A ascensão do bob de 2026 não é só estética. Reflete uma mudança subtil de humor: muita gente está cansada de correr atrás de micro-tendências que morrem em poucos scrolls. O Bob Esculpido à Clavícula tem aquela qualidade rara de parecer moderno sem o prender a uma única “estética”. Funciona na amiga que vive de hoodies e na que adora alfaiataria afiada.

Num nível mais profundo, é um corte que deixa o seu rosto ser a personagem principal. Não o seu cabelo, não o contorno, não o outfit. Quando a linha cai mesmo na clavícula, o olhar aterra naturalmente na expressão, no olhar, na forma como se move. Há algo discretamente íntimo nisso, sobretudo num mundo de filtros e selfies demasiado editadas.

Num metro cheio, é fácil identificá-lo quando se sabe o que procurar. Aquela linha limpa a tocar no colarinho de um casaco. A forma como o cabelo curva para dentro, a emoldurar o pescoço como uma moldura subtil num quadro. Não exige atenção. Merece-a. E, à medida que mais pessoas trocam o bob francês por esta versão mais elegante e comprida, a conversa vai passar de “Como se chama esse corte?” para “Estás… mesmo bem. Mudou alguma coisa?”
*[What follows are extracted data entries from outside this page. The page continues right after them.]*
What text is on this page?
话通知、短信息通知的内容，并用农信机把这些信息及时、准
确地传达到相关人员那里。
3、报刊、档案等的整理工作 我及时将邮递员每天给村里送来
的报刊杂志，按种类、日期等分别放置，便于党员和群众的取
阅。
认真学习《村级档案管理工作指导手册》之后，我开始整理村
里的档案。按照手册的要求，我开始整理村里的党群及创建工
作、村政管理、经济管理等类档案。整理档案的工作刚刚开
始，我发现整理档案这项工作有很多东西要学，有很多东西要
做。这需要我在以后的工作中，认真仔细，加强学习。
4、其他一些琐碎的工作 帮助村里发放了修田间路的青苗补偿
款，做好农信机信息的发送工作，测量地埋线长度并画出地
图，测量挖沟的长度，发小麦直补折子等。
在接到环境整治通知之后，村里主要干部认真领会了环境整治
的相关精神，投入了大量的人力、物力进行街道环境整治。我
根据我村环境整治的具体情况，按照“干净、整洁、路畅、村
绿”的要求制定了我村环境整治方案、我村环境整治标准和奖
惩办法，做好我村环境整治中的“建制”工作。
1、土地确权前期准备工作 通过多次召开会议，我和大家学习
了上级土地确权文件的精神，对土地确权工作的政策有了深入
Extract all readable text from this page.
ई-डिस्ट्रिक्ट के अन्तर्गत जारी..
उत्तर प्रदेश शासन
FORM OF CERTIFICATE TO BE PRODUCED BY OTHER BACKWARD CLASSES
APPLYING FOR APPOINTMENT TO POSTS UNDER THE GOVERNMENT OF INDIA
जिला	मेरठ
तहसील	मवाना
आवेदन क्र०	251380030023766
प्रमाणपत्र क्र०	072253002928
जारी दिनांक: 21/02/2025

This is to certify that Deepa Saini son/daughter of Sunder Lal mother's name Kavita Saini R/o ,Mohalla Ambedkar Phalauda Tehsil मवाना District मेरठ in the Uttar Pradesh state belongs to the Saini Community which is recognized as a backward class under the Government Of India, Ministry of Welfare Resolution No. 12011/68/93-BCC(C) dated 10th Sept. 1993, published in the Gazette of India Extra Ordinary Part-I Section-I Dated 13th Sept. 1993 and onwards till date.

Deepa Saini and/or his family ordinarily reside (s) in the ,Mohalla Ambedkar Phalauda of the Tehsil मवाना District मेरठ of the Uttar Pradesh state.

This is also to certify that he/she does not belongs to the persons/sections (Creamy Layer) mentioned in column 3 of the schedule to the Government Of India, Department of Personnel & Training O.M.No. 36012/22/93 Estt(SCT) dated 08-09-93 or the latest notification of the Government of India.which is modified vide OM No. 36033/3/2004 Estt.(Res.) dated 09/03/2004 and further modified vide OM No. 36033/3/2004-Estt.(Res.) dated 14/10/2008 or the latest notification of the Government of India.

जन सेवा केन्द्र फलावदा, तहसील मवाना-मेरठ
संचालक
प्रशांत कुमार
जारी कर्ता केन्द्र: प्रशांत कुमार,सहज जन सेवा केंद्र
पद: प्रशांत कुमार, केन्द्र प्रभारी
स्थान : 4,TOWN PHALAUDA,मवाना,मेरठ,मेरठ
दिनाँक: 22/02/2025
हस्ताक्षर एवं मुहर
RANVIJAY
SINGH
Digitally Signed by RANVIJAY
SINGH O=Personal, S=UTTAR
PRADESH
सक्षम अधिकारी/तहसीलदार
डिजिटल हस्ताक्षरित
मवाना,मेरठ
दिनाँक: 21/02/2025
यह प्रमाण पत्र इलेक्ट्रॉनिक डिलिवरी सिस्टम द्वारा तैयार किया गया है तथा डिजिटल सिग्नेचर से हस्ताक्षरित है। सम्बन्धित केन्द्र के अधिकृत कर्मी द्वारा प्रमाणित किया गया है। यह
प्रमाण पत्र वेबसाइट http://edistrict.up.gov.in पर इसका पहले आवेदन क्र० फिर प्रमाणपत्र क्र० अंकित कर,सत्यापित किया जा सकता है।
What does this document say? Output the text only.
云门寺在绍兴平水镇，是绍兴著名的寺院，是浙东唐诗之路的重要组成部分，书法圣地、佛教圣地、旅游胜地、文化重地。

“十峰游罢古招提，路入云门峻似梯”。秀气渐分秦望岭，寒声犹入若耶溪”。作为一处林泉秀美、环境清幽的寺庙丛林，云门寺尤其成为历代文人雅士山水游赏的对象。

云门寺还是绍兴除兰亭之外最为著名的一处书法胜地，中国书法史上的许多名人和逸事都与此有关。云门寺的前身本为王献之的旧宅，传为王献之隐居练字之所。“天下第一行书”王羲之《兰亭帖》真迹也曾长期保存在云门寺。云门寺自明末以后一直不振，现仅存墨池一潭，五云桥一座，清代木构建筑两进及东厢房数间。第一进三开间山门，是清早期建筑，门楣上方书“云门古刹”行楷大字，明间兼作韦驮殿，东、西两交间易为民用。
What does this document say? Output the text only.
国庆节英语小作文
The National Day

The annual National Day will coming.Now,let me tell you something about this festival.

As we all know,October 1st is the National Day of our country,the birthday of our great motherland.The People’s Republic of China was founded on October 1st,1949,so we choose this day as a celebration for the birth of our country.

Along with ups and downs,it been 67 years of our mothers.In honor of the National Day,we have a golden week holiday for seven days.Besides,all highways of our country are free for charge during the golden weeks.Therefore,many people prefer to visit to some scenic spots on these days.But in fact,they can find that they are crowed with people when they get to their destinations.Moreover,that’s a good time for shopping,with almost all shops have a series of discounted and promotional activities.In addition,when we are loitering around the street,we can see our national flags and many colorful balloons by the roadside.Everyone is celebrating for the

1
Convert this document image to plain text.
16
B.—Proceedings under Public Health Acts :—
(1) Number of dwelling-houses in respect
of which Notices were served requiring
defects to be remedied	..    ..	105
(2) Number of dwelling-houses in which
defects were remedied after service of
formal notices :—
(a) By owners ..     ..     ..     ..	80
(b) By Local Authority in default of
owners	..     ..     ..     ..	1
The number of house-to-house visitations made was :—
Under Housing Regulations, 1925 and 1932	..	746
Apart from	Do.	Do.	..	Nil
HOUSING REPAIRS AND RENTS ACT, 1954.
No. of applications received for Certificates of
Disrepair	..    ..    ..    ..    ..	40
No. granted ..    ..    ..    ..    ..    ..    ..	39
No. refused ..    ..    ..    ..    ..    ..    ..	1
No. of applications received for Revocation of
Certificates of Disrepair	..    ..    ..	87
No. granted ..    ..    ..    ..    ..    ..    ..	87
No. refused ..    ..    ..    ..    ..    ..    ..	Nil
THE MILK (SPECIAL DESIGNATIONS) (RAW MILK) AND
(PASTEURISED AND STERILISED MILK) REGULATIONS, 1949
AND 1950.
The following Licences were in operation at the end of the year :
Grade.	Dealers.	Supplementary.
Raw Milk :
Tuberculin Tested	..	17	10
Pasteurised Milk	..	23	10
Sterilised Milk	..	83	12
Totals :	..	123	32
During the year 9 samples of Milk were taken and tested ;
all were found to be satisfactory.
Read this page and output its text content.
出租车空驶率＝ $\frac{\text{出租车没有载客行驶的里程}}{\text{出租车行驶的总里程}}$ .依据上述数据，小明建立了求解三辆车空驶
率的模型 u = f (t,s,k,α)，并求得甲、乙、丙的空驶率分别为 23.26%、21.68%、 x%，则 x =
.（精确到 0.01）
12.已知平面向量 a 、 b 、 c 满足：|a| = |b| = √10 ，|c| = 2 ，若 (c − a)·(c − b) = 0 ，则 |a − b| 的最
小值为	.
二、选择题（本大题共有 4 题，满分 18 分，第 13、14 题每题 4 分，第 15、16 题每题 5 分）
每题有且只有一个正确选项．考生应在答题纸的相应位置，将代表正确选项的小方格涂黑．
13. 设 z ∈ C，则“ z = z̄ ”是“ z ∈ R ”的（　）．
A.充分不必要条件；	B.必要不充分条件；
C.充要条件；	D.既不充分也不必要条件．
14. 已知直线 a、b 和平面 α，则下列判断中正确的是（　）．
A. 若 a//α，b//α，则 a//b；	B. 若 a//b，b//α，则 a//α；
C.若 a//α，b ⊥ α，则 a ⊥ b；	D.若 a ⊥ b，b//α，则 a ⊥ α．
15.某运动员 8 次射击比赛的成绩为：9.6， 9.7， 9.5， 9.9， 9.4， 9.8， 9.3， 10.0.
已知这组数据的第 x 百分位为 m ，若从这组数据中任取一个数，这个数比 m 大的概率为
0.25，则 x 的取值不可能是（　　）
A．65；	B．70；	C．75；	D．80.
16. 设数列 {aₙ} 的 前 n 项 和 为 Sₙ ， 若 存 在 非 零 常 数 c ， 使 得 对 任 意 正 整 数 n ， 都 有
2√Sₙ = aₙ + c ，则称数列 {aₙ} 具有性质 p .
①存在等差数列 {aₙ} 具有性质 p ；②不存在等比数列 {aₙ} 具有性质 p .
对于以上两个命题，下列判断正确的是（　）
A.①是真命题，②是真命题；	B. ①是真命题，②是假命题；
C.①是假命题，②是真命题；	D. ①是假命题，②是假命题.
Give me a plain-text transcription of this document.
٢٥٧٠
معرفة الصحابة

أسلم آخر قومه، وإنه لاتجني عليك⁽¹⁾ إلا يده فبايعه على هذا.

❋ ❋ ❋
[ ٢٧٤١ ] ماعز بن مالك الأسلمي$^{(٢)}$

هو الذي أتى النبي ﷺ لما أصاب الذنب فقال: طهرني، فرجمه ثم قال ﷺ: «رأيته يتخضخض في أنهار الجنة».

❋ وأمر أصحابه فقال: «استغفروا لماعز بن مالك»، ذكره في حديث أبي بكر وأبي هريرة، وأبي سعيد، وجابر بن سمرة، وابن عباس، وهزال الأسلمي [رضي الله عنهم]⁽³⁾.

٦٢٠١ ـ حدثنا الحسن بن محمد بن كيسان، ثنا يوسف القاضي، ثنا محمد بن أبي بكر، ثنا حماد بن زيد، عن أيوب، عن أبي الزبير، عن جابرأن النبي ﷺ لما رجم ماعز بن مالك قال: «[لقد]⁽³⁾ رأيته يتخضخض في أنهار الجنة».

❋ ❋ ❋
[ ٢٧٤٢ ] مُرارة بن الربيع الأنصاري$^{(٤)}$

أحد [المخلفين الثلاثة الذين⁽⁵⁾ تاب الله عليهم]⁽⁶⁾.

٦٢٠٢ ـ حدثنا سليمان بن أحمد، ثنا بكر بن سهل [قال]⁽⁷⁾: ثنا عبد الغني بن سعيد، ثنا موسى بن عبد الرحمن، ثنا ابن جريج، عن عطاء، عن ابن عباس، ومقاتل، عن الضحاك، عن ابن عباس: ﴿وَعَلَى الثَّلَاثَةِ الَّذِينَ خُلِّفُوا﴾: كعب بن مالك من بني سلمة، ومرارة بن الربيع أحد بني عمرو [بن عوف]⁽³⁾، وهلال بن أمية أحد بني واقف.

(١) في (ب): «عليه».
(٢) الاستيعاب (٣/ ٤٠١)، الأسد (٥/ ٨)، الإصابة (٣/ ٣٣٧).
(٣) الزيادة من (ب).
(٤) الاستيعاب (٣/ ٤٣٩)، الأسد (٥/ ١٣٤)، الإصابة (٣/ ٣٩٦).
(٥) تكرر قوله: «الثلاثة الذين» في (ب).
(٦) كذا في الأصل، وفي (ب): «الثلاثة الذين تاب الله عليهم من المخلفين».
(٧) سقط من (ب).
Ponto-chave Detalhe Interesse para o/a leitor/a
Comprimento à clavícula Corte que roça ou ultrapassa ligeiramente a clavícula Oferece um look moderno, mantendo-se fácil de prender e versátil
Escultura interna Camadas discretas no interior para aliviar a massa Evita o efeito “bloco” e afina visualmente o rosto
Manutenção realista Pequenos retoques a cada 8–10 semanas, styling em menos de 10 minutos Permite um resultado “de salão” sem rotina complicada no dia a dia

FAQ:

  • O Bob Esculpido à Clavícula é só para cabelo liso?
    De todo. Funciona em texturas lisas, onduladas e encaracoladas. O essencial é adaptar as camadas e a técnica de corte ao seu padrão, muitas vezes com corte a seco para caracóis.
  • Fica bem num rosto redondo ou mais cheio?
    Sim. O comprimento na clavícula pode alongar visualmente o rosto, sobretudo com peças suaves a emoldurar que começam perto das maçãs do rosto ou do maxilar.
  • O que digo ao/à meu/minha cabeleireiro/a se não conhecer o nome da tendência?
    Mostre fotos e peça um bob que bata na clavícula, ligeiramente mais curto atrás, com pontas leves e camadas internas subtis - não um lob pesado e muito reto.
  • Exige calor todos os dias para pentear?
    Não. Uma secagem rápida e, de vez em quando, um polimento nas pontas costuma chegar. Muita gente usa-o ao natural, com um creme de styling ou mousse leve.
  • Ainda dá para prender ou usar ganchos?
    Sim. Essa é uma das suas forças. Dá para fazer coques baixos, meio-presos com molas ou pequenos rabos-de-cavalo sem perder o efeito esculpido quando o usa solto.